Malam Kegelapan

162 26 8
                                    

"Draco, dengarkan aku," kata Lucius dengan suara tegas namun rendah, saat mereka berdiri di depan rumah keluarga Grey. "Ini bukan hanya tentang aku. Ini tentang masa depan kita. Kau harus berhati-hati."

Draco menatap ayahnya dengan mata penuh pertanyaan. "Apa yang kau maksud?"

Lucius menghela napas panjang, melihat ke arah lambang keluarga Grey yang tampak megah dan menakutkan sekaligus. "Keluarga Grey telah lama dikenal bisa mengendalikan Dementor. Kita harus berhati-hati di sini. Jangan mempercayai siapa pun selain dirimu sendiri."

Draco menelan ludahnya, merasakan ketegangan di udara. "Baik, Ayah."

Mereka melangkah masuk ke dalam rumah keluarga Grey, melewati gerbang besar yang dijaga oleh Dementor lemah. Suasana di dalam rumah terasa suram dan menakutkan, seakan-akan kegelapan menyelimuti setiap sudut.

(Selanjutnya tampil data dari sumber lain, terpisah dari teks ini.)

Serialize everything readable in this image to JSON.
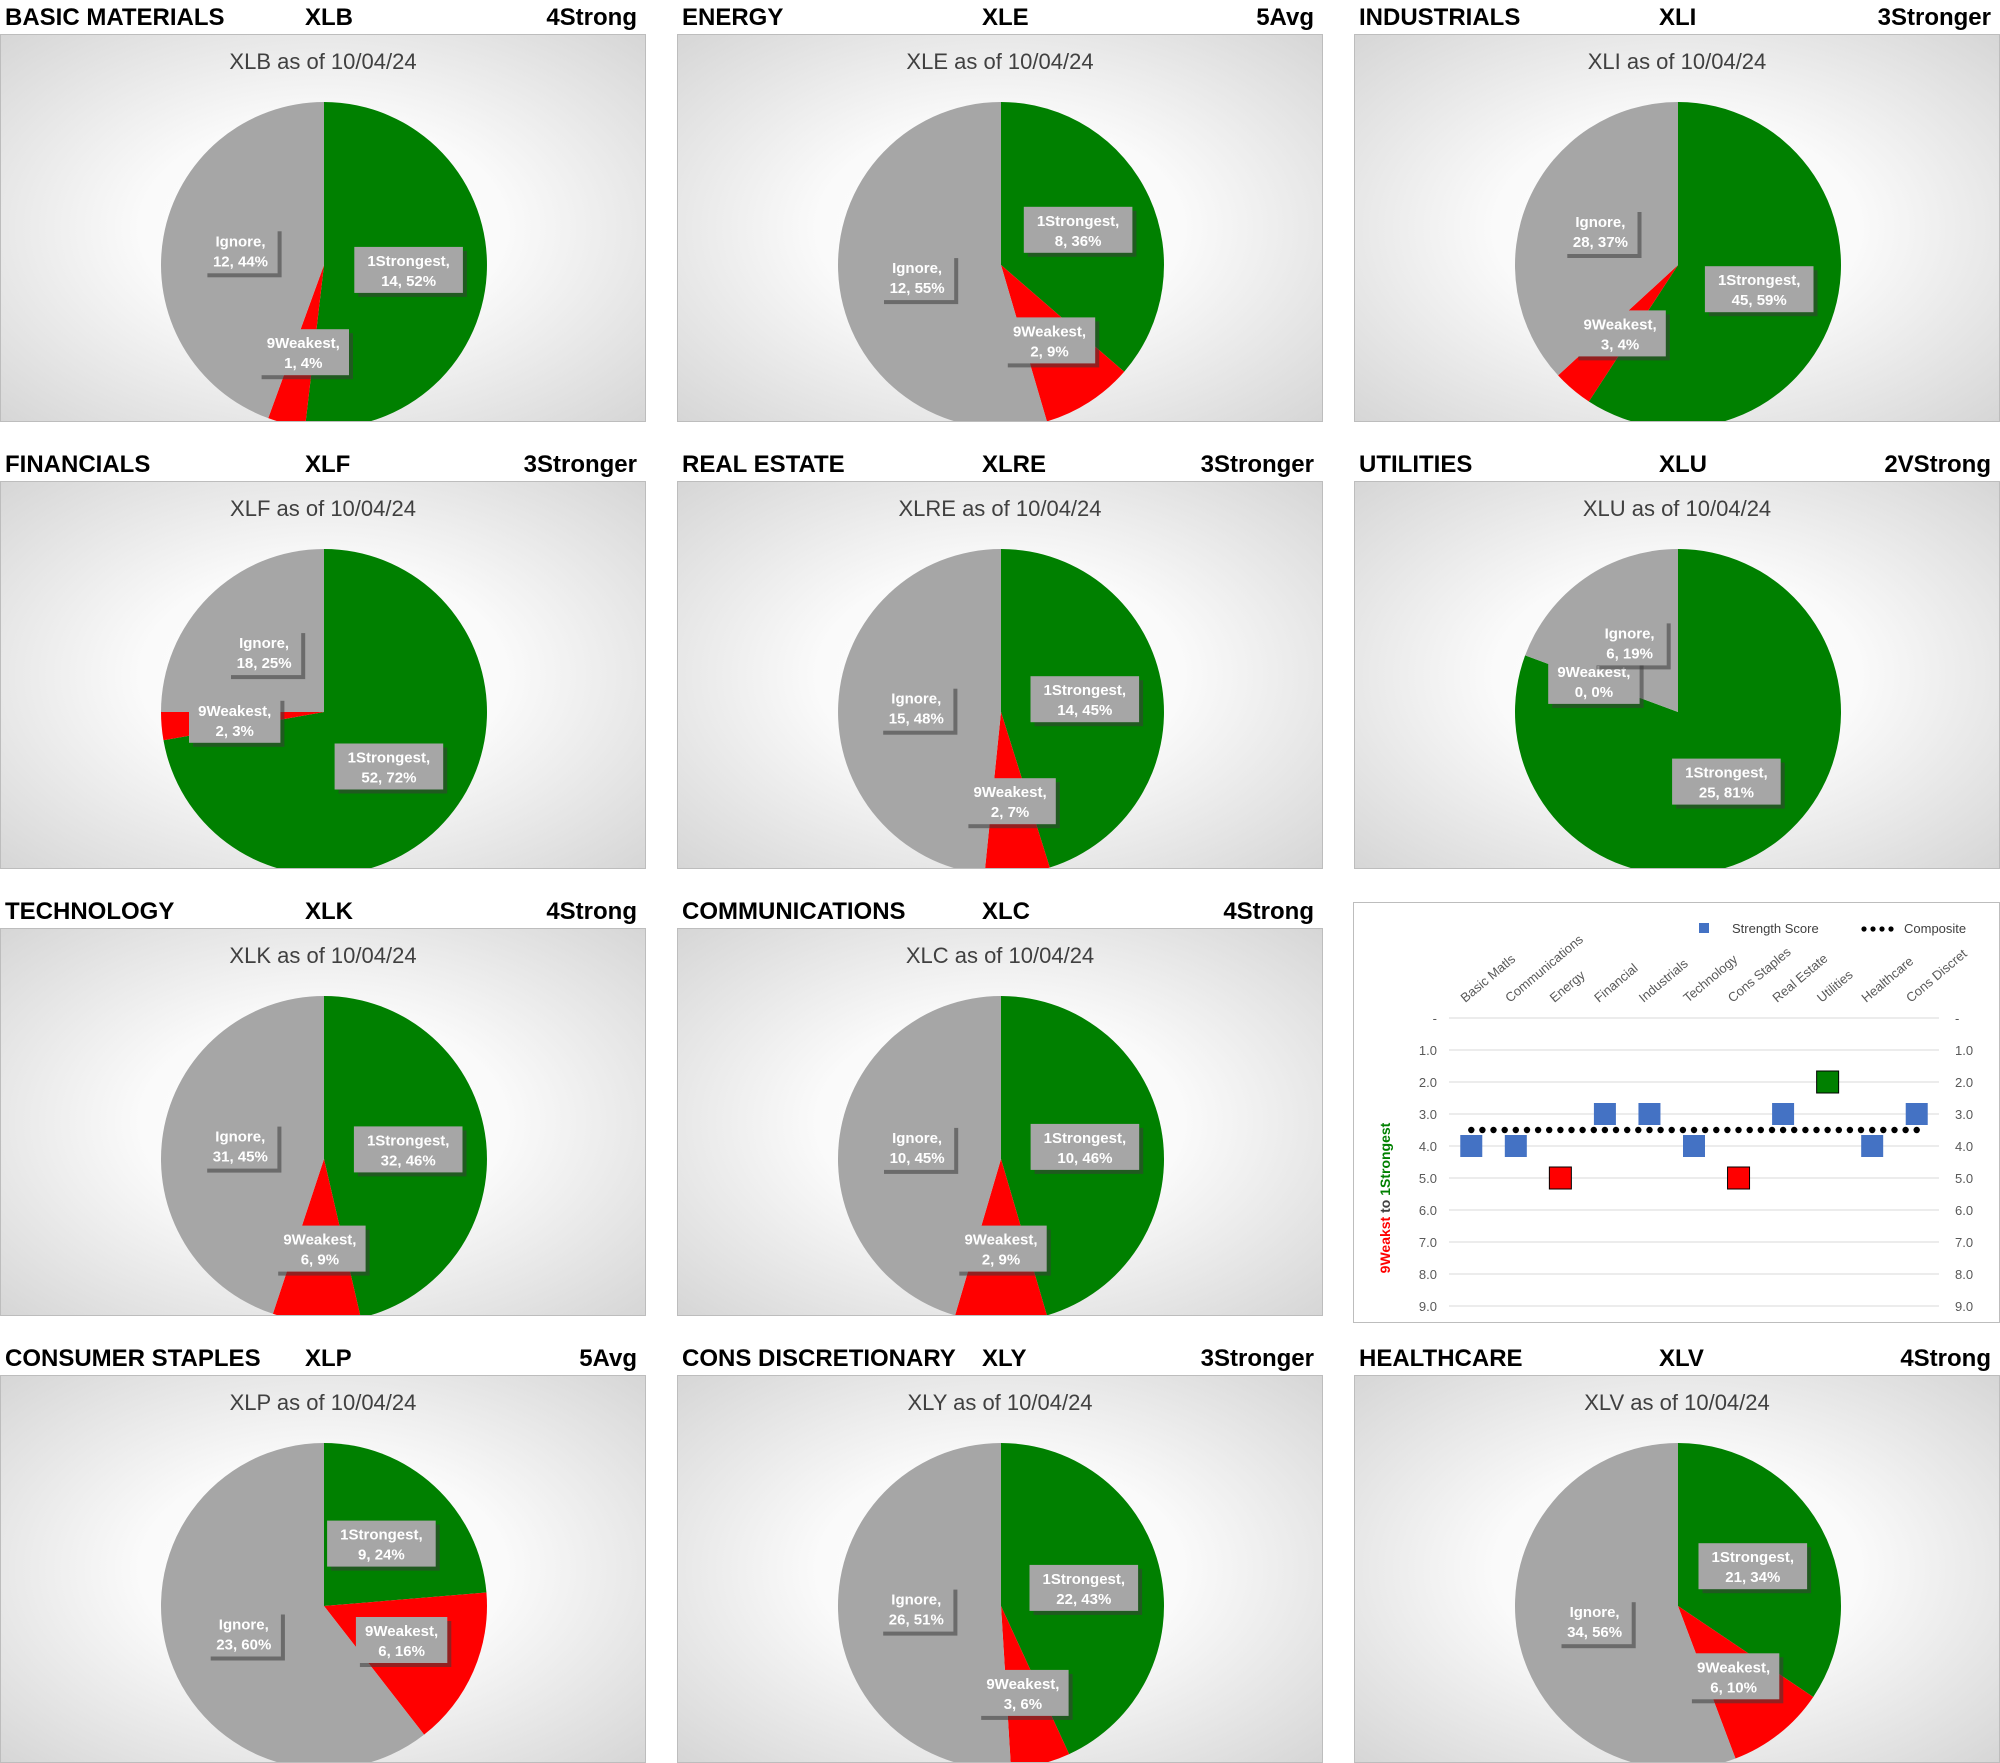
{
  "colors": {
    "strong": "#008000",
    "weak": "#ff0000",
    "ignore": "#a6a6a6",
    "score": "#4472c4",
    "label_box": "#a6a6a6"
  },
  "sectors": [
    {
      "sector": "BASIC MATERIALS",
      "etf": "XLB",
      "rating": "4Strong",
      "title": "XLB as of 10/04/24",
      "slices": [
        {
          "name": "1Strongest",
          "value": 14,
          "pct": "52%"
        },
        {
          "name": "9Weakest",
          "value": 1,
          "pct": "4%"
        },
        {
          "name": "Ignore",
          "value": 12,
          "pct": "44%"
        }
      ]
    },
    {
      "sector": "ENERGY",
      "etf": "XLE",
      "rating": "5Avg",
      "title": "XLE as of 10/04/24",
      "slices": [
        {
          "name": "1Strongest",
          "value": 8,
          "pct": "36%"
        },
        {
          "name": "9Weakest",
          "value": 2,
          "pct": "9%"
        },
        {
          "name": "Ignore",
          "value": 12,
          "pct": "55%"
        }
      ]
    },
    {
      "sector": "INDUSTRIALS",
      "etf": "XLI",
      "rating": "3Stronger",
      "title": "XLI as of 10/04/24",
      "slices": [
        {
          "name": "1Strongest",
          "value": 45,
          "pct": "59%"
        },
        {
          "name": "9Weakest",
          "value": 3,
          "pct": "4%"
        },
        {
          "name": "Ignore",
          "value": 28,
          "pct": "37%"
        }
      ]
    },
    {
      "sector": "FINANCIALS",
      "etf": "XLF",
      "rating": "3Stronger",
      "title": "XLF as of 10/04/24",
      "slices": [
        {
          "name": "1Strongest",
          "value": 52,
          "pct": "72%"
        },
        {
          "name": "9Weakest",
          "value": 2,
          "pct": "3%"
        },
        {
          "name": "Ignore",
          "value": 18,
          "pct": "25%"
        }
      ]
    },
    {
      "sector": "REAL ESTATE",
      "etf": "XLRE",
      "rating": "3Stronger",
      "title": "XLRE as of 10/04/24",
      "slices": [
        {
          "name": "1Strongest",
          "value": 14,
          "pct": "45%"
        },
        {
          "name": "9Weakest",
          "value": 2,
          "pct": "7%"
        },
        {
          "name": "Ignore",
          "value": 15,
          "pct": "48%"
        }
      ]
    },
    {
      "sector": "UTILITIES",
      "etf": "XLU",
      "rating": "2VStrong",
      "title": "XLU as of 10/04/24",
      "slices": [
        {
          "name": "1Strongest",
          "value": 25,
          "pct": "81%"
        },
        {
          "name": "9Weakest",
          "value": 0,
          "pct": "0%"
        },
        {
          "name": "Ignore",
          "value": 6,
          "pct": "19%"
        }
      ]
    },
    {
      "sector": "TECHNOLOGY",
      "etf": "XLK",
      "rating": "4Strong",
      "title": "XLK as of 10/04/24",
      "slices": [
        {
          "name": "1Strongest",
          "value": 32,
          "pct": "46%"
        },
        {
          "name": "9Weakest",
          "value": 6,
          "pct": "9%"
        },
        {
          "name": "Ignore",
          "value": 31,
          "pct": "45%"
        }
      ]
    },
    {
      "sector": "COMMUNICATIONS",
      "etf": "XLC",
      "rating": "4Strong",
      "title": "XLC as of 10/04/24",
      "slices": [
        {
          "name": "1Strongest",
          "value": 10,
          "pct": "46%"
        },
        {
          "name": "9Weakest",
          "value": 2,
          "pct": "9%"
        },
        {
          "name": "Ignore",
          "value": 10,
          "pct": "45%"
        }
      ]
    },
    {
      "sector": "CONSUMER STAPLES",
      "etf": "XLP",
      "rating": "5Avg",
      "title": "XLP as of 10/04/24",
      "slices": [
        {
          "name": "1Strongest",
          "value": 9,
          "pct": "24%"
        },
        {
          "name": "9Weakest",
          "value": 6,
          "pct": "16%"
        },
        {
          "name": "Ignore",
          "value": 23,
          "pct": "60%"
        }
      ]
    },
    {
      "sector": "CONS DISCRETIONARY",
      "etf": "XLY",
      "rating": "3Stronger",
      "title": "XLY as of 10/04/24",
      "slices": [
        {
          "name": "1Strongest",
          "value": 22,
          "pct": "43%"
        },
        {
          "name": "9Weakest",
          "value": 3,
          "pct": "6%"
        },
        {
          "name": "Ignore",
          "value": 26,
          "pct": "51%"
        }
      ]
    },
    {
      "sector": "HEALTHCARE",
      "etf": "XLV",
      "rating": "4Strong",
      "title": "XLV as of 10/04/24",
      "slices": [
        {
          "name": "1Strongest",
          "value": 21,
          "pct": "34%"
        },
        {
          "name": "9Weakest",
          "value": 6,
          "pct": "10%"
        },
        {
          "name": "Ignore",
          "value": 34,
          "pct": "56%"
        }
      ]
    }
  ],
  "chart_data": [
    {
      "type": "pie",
      "title": "XLB as of 10/04/24",
      "categories": [
        "1Strongest",
        "9Weakest",
        "Ignore"
      ],
      "values": [
        14,
        1,
        12
      ]
    },
    {
      "type": "pie",
      "title": "XLE as of 10/04/24",
      "categories": [
        "1Strongest",
        "9Weakest",
        "Ignore"
      ],
      "values": [
        8,
        2,
        12
      ]
    },
    {
      "type": "pie",
      "title": "XLI as of 10/04/24",
      "categories": [
        "1Strongest",
        "9Weakest",
        "Ignore"
      ],
      "values": [
        45,
        3,
        28
      ]
    },
    {
      "type": "pie",
      "title": "XLF as of 10/04/24",
      "categories": [
        "1Strongest",
        "9Weakest",
        "Ignore"
      ],
      "values": [
        52,
        2,
        18
      ]
    },
    {
      "type": "pie",
      "title": "XLRE as of 10/04/24",
      "categories": [
        "1Strongest",
        "9Weakest",
        "Ignore"
      ],
      "values": [
        14,
        2,
        15
      ]
    },
    {
      "type": "pie",
      "title": "XLU as of 10/04/24",
      "categories": [
        "1Strongest",
        "9Weakest",
        "Ignore"
      ],
      "values": [
        25,
        0,
        6
      ]
    },
    {
      "type": "pie",
      "title": "XLK as of 10/04/24",
      "categories": [
        "1Strongest",
        "9Weakest",
        "Ignore"
      ],
      "values": [
        32,
        6,
        31
      ]
    },
    {
      "type": "pie",
      "title": "XLC as of 10/04/24",
      "categories": [
        "1Strongest",
        "9Weakest",
        "Ignore"
      ],
      "values": [
        10,
        2,
        10
      ]
    },
    {
      "type": "pie",
      "title": "XLP as of 10/04/24",
      "categories": [
        "1Strongest",
        "9Weakest",
        "Ignore"
      ],
      "values": [
        9,
        6,
        23
      ]
    },
    {
      "type": "pie",
      "title": "XLY as of 10/04/24",
      "categories": [
        "1Strongest",
        "9Weakest",
        "Ignore"
      ],
      "values": [
        22,
        3,
        26
      ]
    },
    {
      "type": "pie",
      "title": "XLV as of 10/04/24",
      "categories": [
        "1Strongest",
        "9Weakest",
        "Ignore"
      ],
      "values": [
        21,
        6,
        34
      ]
    },
    {
      "type": "scatter",
      "categories": [
        "Basic Matls",
        "Communications",
        "Energy",
        "Financial",
        "Industrials",
        "Technology",
        "Cons Staples",
        "Real Estate",
        "Utilities",
        "Healthcare",
        "Cons Discret"
      ],
      "series": [
        {
          "name": "Strength Score",
          "values": [
            4,
            4,
            5,
            3,
            3,
            4,
            5,
            3,
            2,
            4,
            3
          ]
        },
        {
          "name": "Composite",
          "values": [
            3.5,
            3.5,
            3.5,
            3.5,
            3.5,
            3.5,
            3.5,
            3.5,
            3.5,
            3.5,
            3.5
          ]
        }
      ],
      "yticks": [
        "-",
        "1.0",
        "2.0",
        "3.0",
        "4.0",
        "5.0",
        "6.0",
        "7.0",
        "8.0",
        "9.0"
      ],
      "ylim": [
        0,
        9
      ],
      "yaxis_inverted": true,
      "ylabel_weak": "9Weakst",
      "ylabel_to": " to ",
      "ylabel_strong": "1Strongest",
      "legend": "top-right"
    }
  ]
}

Di dalam, sekitar lima puluh Pelahap Maut telah berkumpul. Wajah-wajah mereka menunjukkan campuran ketegangan, kebencian, dan kesetiaan yang membara. Beberapa wajah familiar, sementara yang lain adalah orang-orang baru, kebanyakan adalah anak-anak dari para Pelahap Maut yang telah tewas atau menghilang.

Draco memperhatikan dengan cermat. Dia mengenali Thaddeus Yaxley yang merupakan anak dari Corban Yaxley, seorang pemuda dengan luka cakaran di lehernya, ia berdiri dengan tatapan dingin yang menembus semua orang di sekitarnya. Usianya sekitar dua atau tiga tahun lebih tua dari Draco, tetapi sorot matanya menunjukkan pengalaman dan kebencian yang mendalam.

"Selamat datang, Lucius. Draco," kata seorang pria berusia setengah baya dengan suara dalam dan dingin. Itu adalah John Grey, tuan rumah pertemuan ini. Ekspresinya menegangkan, dengan tatapan tajam yang seolah menilai setiap gerakan mereka.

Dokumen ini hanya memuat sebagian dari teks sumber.